Wednesday, April 27, 2011

Desmond Downer

Congratulations on the birth of your son, Ian. Hope you have enough joy to carry you through the long bus rides up in Syracuse.

As I've written before, Desmond's 2010 was really disappointing from a developmental perspective. He was every bit as error-prone as he'd been in the minors, and his strikeout rate rose while his walk rate fell, compared to his 21-game audition in 2009.

This year, he's gotten worse. Much worse, actually, putting up a blech .205 / .253 / .333 line while committing 7 (!) errors already, tied for the most in baseball with Starlin Castro, who is hitting .357 / .382 / .480, thank you very much.

It's not hard to see what pitchers are doing to him. In that white-hot September 2009, he saw 77.1% fastballs. Then last year he saw just 56.8% fastballs, a really low number. This year, pitchers have continued to feed him a diet of breaking pitches and off-speed stuff, and he hasn't been able to adjust and show he can hit or lay off enough of them to make the pitchers pay.

While he's not walking much--just 6.0% of the time this year, which is actually an improvement from the awful 4.9% walk rate last year--he's taking a lot of pitches. He's swinging at just 44.4% of the pitches he sees, and 59.5% in the zone, making him one of the more passive hitters in the game against pitches in the zone. He's also swinging at just 22% of first pitches, down from 32% last year and 29% in 2009. All this adds up to a lot of pitchers' counts. He's seen just three 3-1 counts, five 2-0 counts, and one 3-0 count all year. And it means he's not getting a lot of pitches to hit.
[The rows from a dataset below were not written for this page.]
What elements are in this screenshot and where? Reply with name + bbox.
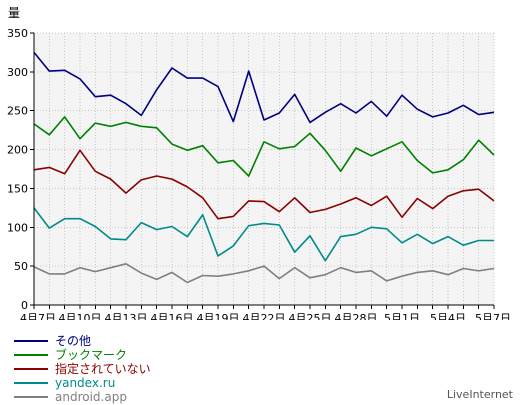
x-tick-label: 4月10日 [59, 312, 102, 320]
legend-swatch [14, 368, 48, 370]
y-tick-label: 150 [7, 182, 28, 195]
x-tick-label: 4月7日 [20, 312, 56, 320]
y-tick-label: 0 [21, 299, 28, 312]
series-line [33, 116, 495, 177]
x-tick-label: 4月16日 [151, 312, 194, 320]
y-tick-labels: 0 50 100 150 200 250 300 350 [7, 27, 28, 312]
x-tick-labels: 4月7日 4月10日 4月13日 4月16日 4月19日 4月22日 4月25日 4月28日 5… [20, 312, 511, 320]
series-line [33, 207, 494, 262]
x-tick-label: 4月13日 [105, 312, 148, 320]
legend-item: ブックマーク [14, 348, 151, 362]
x-tick-label: 5月7日 [475, 312, 511, 320]
x-tick-label: 4月19日 [197, 312, 240, 320]
x-tick-label: 5月1日 [384, 312, 420, 320]
legend-label: ブックマーク [55, 348, 128, 362]
x-tick-label: 5月4日 [430, 312, 466, 320]
y-tick-label: 250 [7, 105, 28, 118]
y-tick-label: 100 [7, 221, 28, 234]
legend-swatch [14, 340, 48, 342]
series-lines [33, 51, 495, 284]
legend-label: android.app [55, 390, 127, 404]
legend-swatch [14, 354, 48, 356]
y-axis-label: 量 [8, 6, 20, 20]
x-tick-label: 4月25日 [289, 312, 332, 320]
series-line [33, 262, 495, 284]
legend-swatch [14, 396, 48, 398]
brand-label: LiveInternet [446, 388, 513, 401]
legend-item: android.app [14, 390, 151, 404]
legend-item: 指定されていない [14, 362, 151, 376]
y-tick-label: 350 [7, 27, 28, 40]
series-line [33, 149, 495, 220]
legend-item: その他 [14, 334, 151, 348]
y-tick-label: 50 [14, 260, 28, 273]
x-tick-label: 4月28日 [335, 312, 378, 320]
legend-swatch [14, 382, 48, 384]
legend: その他 ブックマーク 指定されていない yandex.ru android.app [14, 334, 151, 404]
x-tick-label: 4月22日 [243, 312, 286, 320]
legend-item: yandex.ru [14, 376, 151, 390]
axes [30, 32, 495, 309]
y-tick-label: 300 [7, 66, 28, 79]
y-tick-label: 200 [7, 144, 28, 157]
legend-label: その他 [55, 334, 92, 348]
gridlines [34, 32, 495, 305]
legend-label: yandex.ru [55, 376, 116, 390]
line-chart: 0 50 100 150 200 250 300 350 4月7日 4月10日 4月13日 4月16… [7, 6, 511, 320]
legend-label: 指定されていない [55, 362, 151, 376]
series-line [33, 51, 495, 124]
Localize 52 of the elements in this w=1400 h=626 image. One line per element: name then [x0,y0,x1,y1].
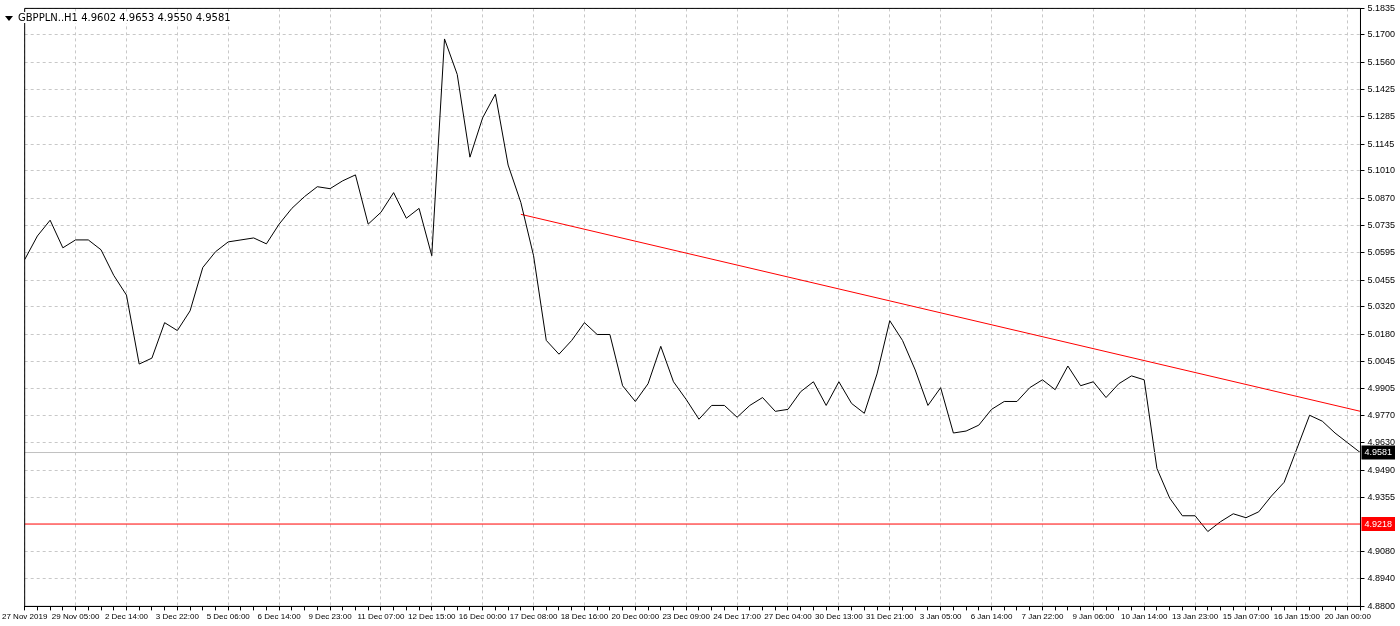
ref-line-label: 4.9218 [1364,518,1392,529]
y-tick-label: 5.0045 [1367,355,1395,366]
y-tick-label: 5.1425 [1367,83,1395,94]
y-tick-label: 5.0735 [1367,219,1395,230]
ref-line-label: 4.9581 [1364,447,1392,457]
x-tick-label: 23 Dec 09:00 [662,612,711,622]
y-tick-label: 5.0870 [1367,193,1395,204]
x-tick-label: 12 Dec 15:00 [407,612,457,622]
x-tick-label: 6 Dec 14:00 [257,612,302,622]
y-tick-label: 4.9630 [1367,437,1395,448]
x-tick-label: 11 Dec 07:00 [357,612,405,622]
y-tick-label: 5.1285 [1367,111,1395,122]
x-tick-label: 3 Dec 22:00 [155,612,200,622]
x-tick-label: 7 Jan 22:00 [1021,612,1064,622]
x-tick-label: 2 Dec 14:00 [104,612,149,622]
y-tick-label: 4.8940 [1367,573,1395,584]
y-tick-label: 5.0320 [1367,301,1395,312]
y-tick-label: 4.9770 [1367,409,1395,420]
y-tick-label: 4.9490 [1367,464,1395,475]
x-tick-label: 3 Jan 05:00 [919,612,963,622]
y-tick-label: 5.0455 [1367,274,1395,285]
x-tick-label: 20 Jan 00:00 [1324,612,1372,622]
x-tick-label: 15 Jan 07:00 [1222,612,1270,622]
x-tick-label: 16 Jan 15:00 [1273,612,1321,622]
x-tick-label: 30 Dec 13:00 [815,612,864,622]
x-tick-label: 29 Nov 05:00 [51,612,100,622]
x-tick-label: 17 Dec 08:00 [509,612,558,622]
x-tick-label: 20 Dec 00:00 [611,612,660,622]
y-tick-label: 5.0595 [1367,247,1395,258]
chart-title: GBPPLN..H1 4.9602 4.9653 4.9550 4.9581 [16,12,233,23]
y-tick-label: 4.8800 [1367,600,1395,611]
y-tick-label: 5.1010 [1367,165,1395,176]
x-tick-label: 31 Dec 21:00 [865,612,915,622]
x-tick-label: 5 Dec 06:00 [206,612,251,622]
x-tick-label: 24 Dec 17:00 [713,612,762,622]
y-tick-label: 4.9080 [1367,545,1395,556]
x-tick-label: 18 Dec 16:00 [560,612,609,622]
x-tick-label: 6 Jan 14:00 [970,612,1013,622]
y-tick-label: 5.1835 [1367,2,1395,13]
y-tick-label: 5.1700 [1367,29,1395,40]
x-tick-label: 9 Dec 23:00 [308,612,353,622]
x-tick-label: 10 Jan 14:00 [1121,612,1168,622]
y-tick-label: 4.9355 [1367,491,1395,502]
x-tick-label: 27 Nov 2019 [2,612,48,622]
y-tick-label: 5.1145 [1367,138,1395,149]
x-tick-label: 16 Dec 00:00 [458,612,508,622]
x-tick-label: 9 Jan 06:00 [1072,612,1115,622]
x-tick-label: 13 Jan 23:00 [1171,612,1219,622]
y-tick-label: 5.1560 [1367,57,1395,68]
y-tick-label: 5.0180 [1367,328,1395,339]
y-tick-label: 4.9905 [1367,383,1395,394]
x-tick-label: 27 Dec 04:00 [764,612,813,622]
Maybe it'll help him to get out of the leadoff spot. If that caused him to change his approach, when he was already struggling, then that probably wasn't helpful.

But I don't think the problem is his spot in the batting order. I think Desmond just hasn't taken the developmental steps needed to show he can be a starting major league shortstop. And with the errors continuing to pile up, he's just not doing enough to justify letting him work out the kinks in the majors. I'm not saying they should give up on him forever. But he should be in the minors now.

Of course they don't have anyone else to play the position. I guess their best option would be to slid Espinosa over and play Cora or Hairston every day at second. But that shouldn't be a reason to keep Ian in DC.

Oh well, look on the bright side, Ian. You won't have too much trouble getting playing time from this guy.

2 comments:

logan said...

http://www.masnsports.com/phil_wood/2011/04/desmonds-valid-distraction.html

Anonymous said...

We're on Giggleman's Isle a place where
pathetic Cora plays SS instead of Espinosa
At Shortstop his natural position? Where
Pudge still gets starts over Ramos as well?

Rizzo's veteran bench ap study in AAA futility.